Conceito de capital em Weber

Antes de entrar na questão central deste item é importante conhecer um pouco as preocupações sociológicas de Weber e seus tipos ideais, no sentido de compreender com mais clareza as ideias de Weber sobre classe social e grupo de status. A ação humana é social na medida em que, em função da significação subjetiva que o indivíduo que age lhe atribui, toma em consideração o comportamento dos outros e é por ele afetada no seu curso. A função da sociologia para Weber é investigar a ação social e ressaltar os elementos mais gerais de cada fase do processo histórico da sociedade.

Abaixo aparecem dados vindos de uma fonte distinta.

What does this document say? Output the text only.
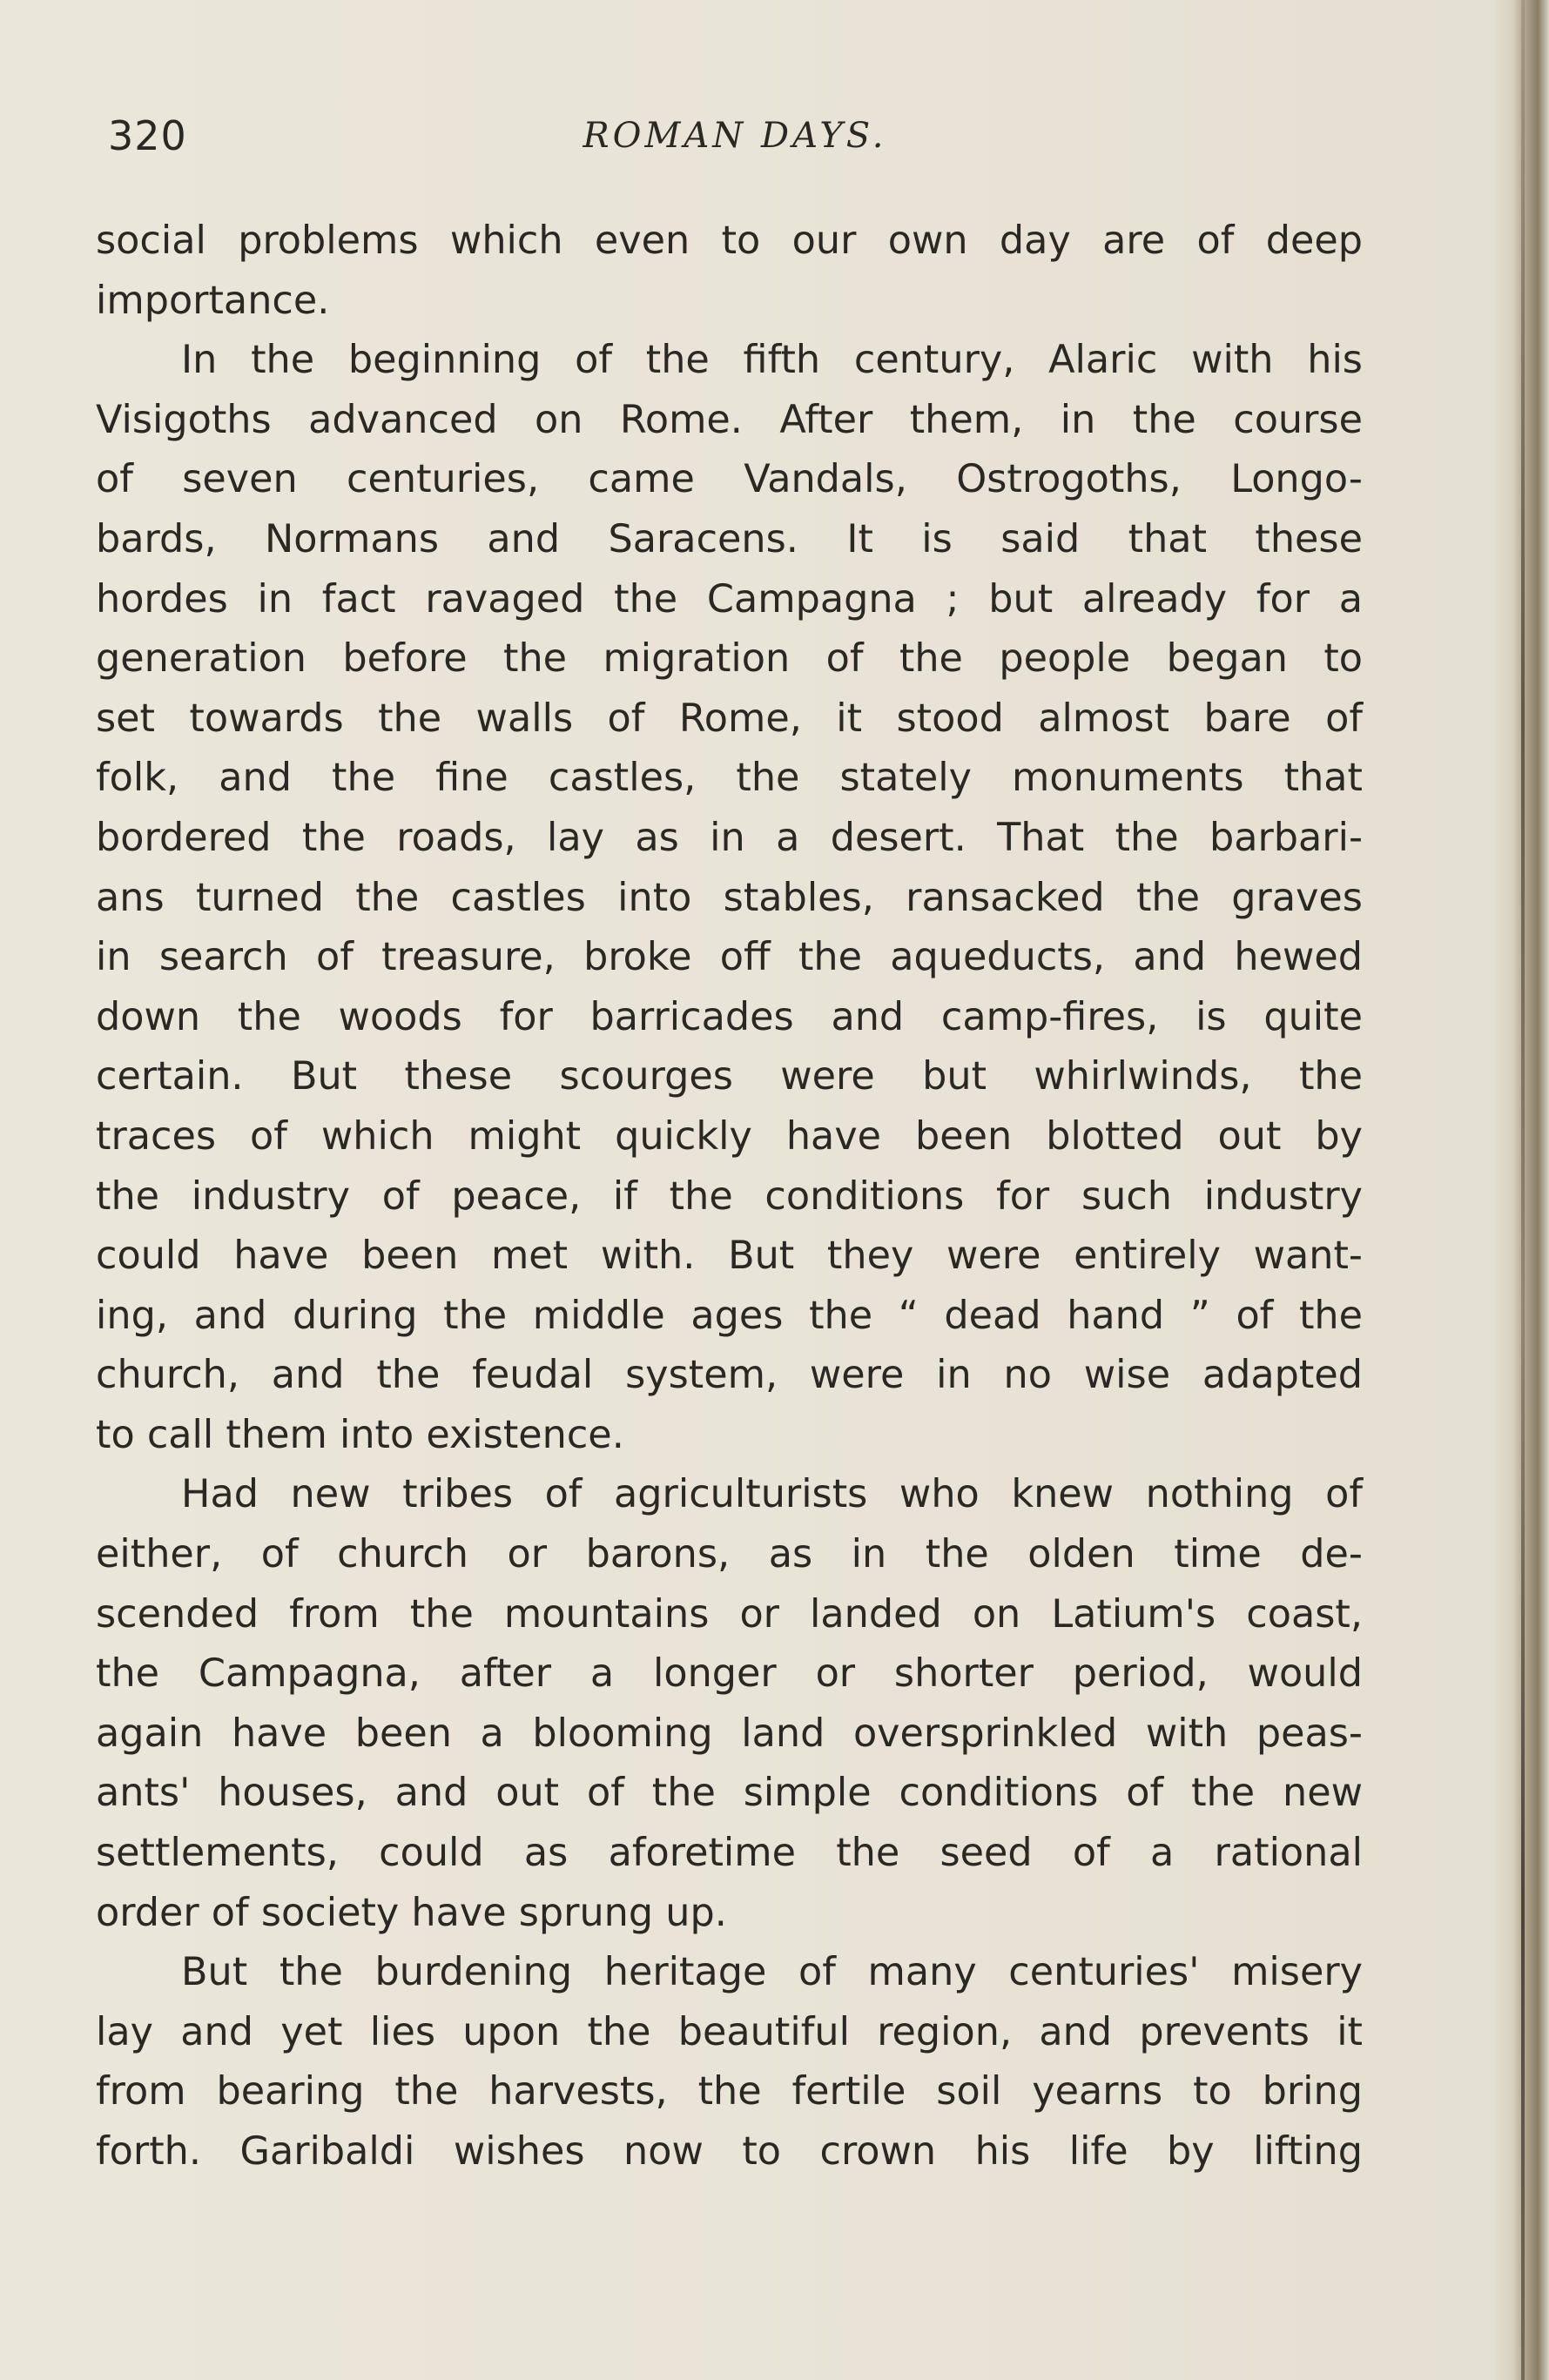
320	ROMAN DAYS.
social problems which even to our own day are of deep
importance.
In the beginning of the fifth century, Alaric with his
Visigoths advanced on Rome. After them, in the course
of seven centuries, came Vandals, Ostrogoths, Longo-
bards, Normans and Saracens. It is said that these
hordes in fact ravaged the Campagna ; but already for a
generation before the migration of the people began to
set towards the walls of Rome, it stood almost bare of
folk, and the fine castles, the stately monuments that
bordered the roads, lay as in a desert. That the barbari-
ans turned the castles into stables, ransacked the graves
in search of treasure, broke off the aqueducts, and hewed
down the woods for barricades and camp-fires, is quite
certain. But these scourges were but whirlwinds, the
traces of which might quickly have been blotted out by
the industry of peace, if the conditions for such industry
could have been met with. But they were entirely want-
ing, and during the middle ages the “ dead hand ” of the
church, and the feudal system, were in no wise adapted
to call them into existence.
Had new tribes of agriculturists who knew nothing of
either, of church or barons, as in the olden time de-
scended from the mountains or landed on Latium's coast,
the Campagna, after a longer or shorter period, would
again have been a blooming land oversprinkled with peas-
ants' houses, and out of the simple conditions of the new
settlements, could as aforetime the seed of a rational
order of society have sprung up.
But the burdening heritage of many centuries' misery
lay and yet lies upon the beautiful region, and prevents it
from bearing the harvests, the fertile soil yearns to bring
forth. Garibaldi wishes now to crown his life by lifting
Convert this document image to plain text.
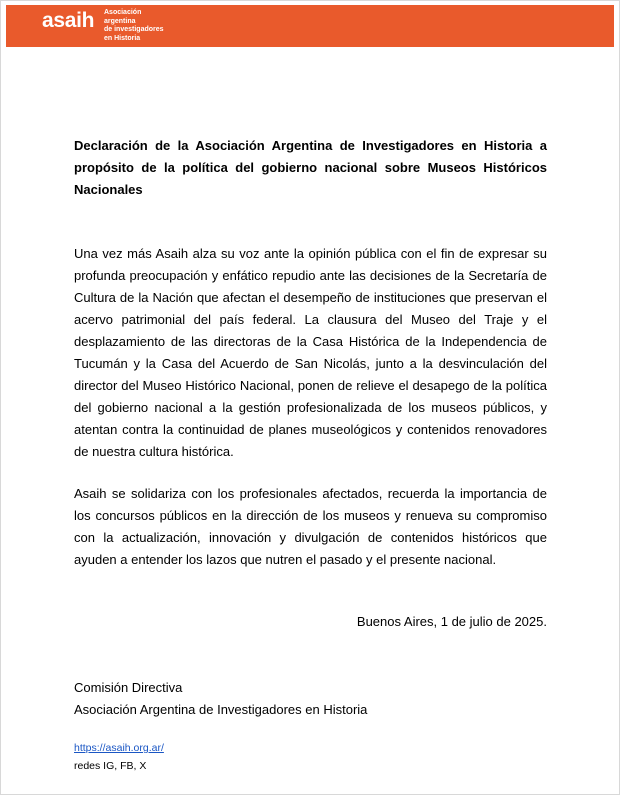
asaih Asociación
argentina
de investigadores
en Historia
Declaración de la Asociación Argentina de Investigadores en Historia a propósito de la política del gobierno nacional sobre Museos Históricos Nacionales

Una vez más Asaih alza su voz ante la opinión pública con el fin de expresar su profunda preocupación y enfático repudio ante las decisiones de la Secretaría de Cultura de la Nación que afectan el desempeño de instituciones que preservan el acervo patrimonial del país federal. La clausura del Museo del Traje y el desplazamiento de las directoras de la Casa Histórica de la Independencia de Tucumán y la Casa del Acuerdo de San Nicolás, junto a la desvinculación del director del Museo Histórico Nacional, ponen de relieve el desapego de la política del gobierno nacional a la gestión profesionalizada de los museos públicos, y atentan contra la continuidad de planes museológicos y contenidos renovadores de nuestra cultura histórica.

Asaih se solidariza con los profesionales afectados, recuerda la importancia de los concursos públicos en la dirección de los museos y renueva su compromiso con la actualización, innovación y divulgación de contenidos históricos que ayuden a entender los lazos que nutren el pasado y el presente nacional.

Buenos Aires, 1 de julio de 2025.
Comisión Directiva
Asociación Argentina de Investigadores en Historia
https://asaih.org.ar/
redes IG, FB, X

No método da compreensão social todo indivíduo, ao agir, age guiado por motivações que, por sua vez, são baseadas em valores. O cientista deve descobrir os possíveis significados ou sentidos da ação humana presente na realidade social que interessa estudar. O indivíduo age sempre em função de sua motivação e da consciência de agir em relação a outros indivíduos sendo impossível descartar-se das pré-noções, como queria Durkheim. Existe uma parcialidade na análise sociológica. Não há, portanto, neutralidade científica. Para Weber a sociedade é uma totalidade constituída de uma multiplicidade de interações sociais.O tipo ideal é um instrumento de análise proposto por Weber para a compreensão das ações sociais na construção de um tipo ideal. O sociólogo seleciona aspectos da ação humana que considera culturalmente relevantes para o estudo e o faz segundo seus próprios valores, configurando uma construção teórica abstrata do tipo ideal ou do tipo puro. Weber divide o tipo ideal ou puro em duas categorias básicas; a primeira constitui-se na tipologia da ação social e a segunda na tipologia da dominação legítima.Tipologia da ação social: os tipos a seguir se apresentam com intensidade diferenciada em diferentes sociedades. Nas sociedades antigas a tradição e afetividade eram dominantes, prevalecendo a família e a religião. Já as sociedades modernas são marcadas pela racionalidade em relação aos valores e aos fins. a) Ação tradicional: determinada por um costume arraigado como a troca de presentes no Natal, no dia das mães ou dos namorados; b) Ação afetiva: especialmente emotiva e determinada por afetos e estados sentimentais atuais como os encontrado nas torcidas de futebol; c) Ação emocional com relação a valores: determinada pela crença consciente em valores de cunho ético, estético, religioso ou qualquer outra forma, exemplo é o trabalho voluntário; d) Ação racional com relações afins: determinada por expectativas, condições ou meios para alcançar fins próprios, racionalmente perseguidos, exemplo é a empresa capitalista.Tanto a ação afetiva quanto a tradicional produzem relação entre pessoas e são coletivas e comunitárias ao promoverem a noção de comunhão e o conceito de comunidade. Na concepção de Durkheim, a comunidade é anterior à sociedade, ou melhor, a comunidade se transforma em sociedade. Já para Weber comunidade e sociedade coexistem. A comunidade existe no interior da sociedade, como por exemplo, a família que existe dentro da sociedade.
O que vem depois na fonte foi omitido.